Demands to censor the Net, to somehow limit or marginalize free speech as some sort of American aberration, are ultimately doomed.

Censorship proponents dream of the days before the Net -- before television, radio, newspapers, and the printing press, when information could not be easily duplicated, transmitted, and widely disseminated.

When the printing press was invented, church leaders in particular were horrified. Much like politicians and leaders today, they knew that the technology could serve them well, but the last thing they wanted was such communications powers in the hands of the common folk.

The Internet of today has become the fulfillment of would-be censors worst nightmares. It provides the ability of virtual "nobodies" to reach vast audiences with unapproved ideas of all sorts, at any time, in all manner of ways -- written, audio, video.

Without the Internet, you would obviously not be reading these words, nor would you likely even be aware of my existence. Multiply this effect by millions -- that's the technological marvel that is a terror to those who would control information, communications, speech, and ideas themselves.

The U.S. has plenty of problems when it comes to its own handling of free speech. Related government hypocrisies are as old as the union, and largely independent of which political parties are ascendant at any given time.

But the Founding Fathers, fresh from the repression of monarchy, wrote words of genius when they created the First Amendment to the Constitution, and ensconced freedom of speech firmly into the fabric of their new nation.

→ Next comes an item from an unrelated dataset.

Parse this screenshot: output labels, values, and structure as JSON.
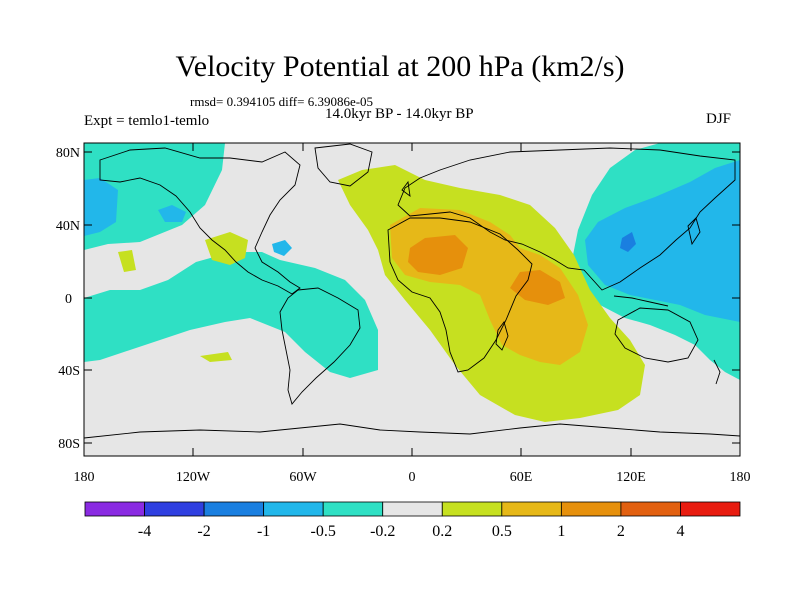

That their foresight, in a largely agrarian society, is even more valid and important today, in a time of instantaneous global communications within a highly technological milieu, is a wonder of the ages.

We must firmly reject the claims of persons who assert that there's too much free speech, that perhaps censorship isn't so bad, that the world at large must cower to the lowest common denominator of narrow minds and political expediencies.

They are wrong, and unless they're willing to cut themselves off from the Internet entirely -- and perhaps not even then -- the Net will ultimately foil their efforts to impose "dark ages" sensibilities onto our world of now.

We're all well into the 21st century -- not the 13th.

Get used to it -- or learn the lessons of history the very hard way indeed.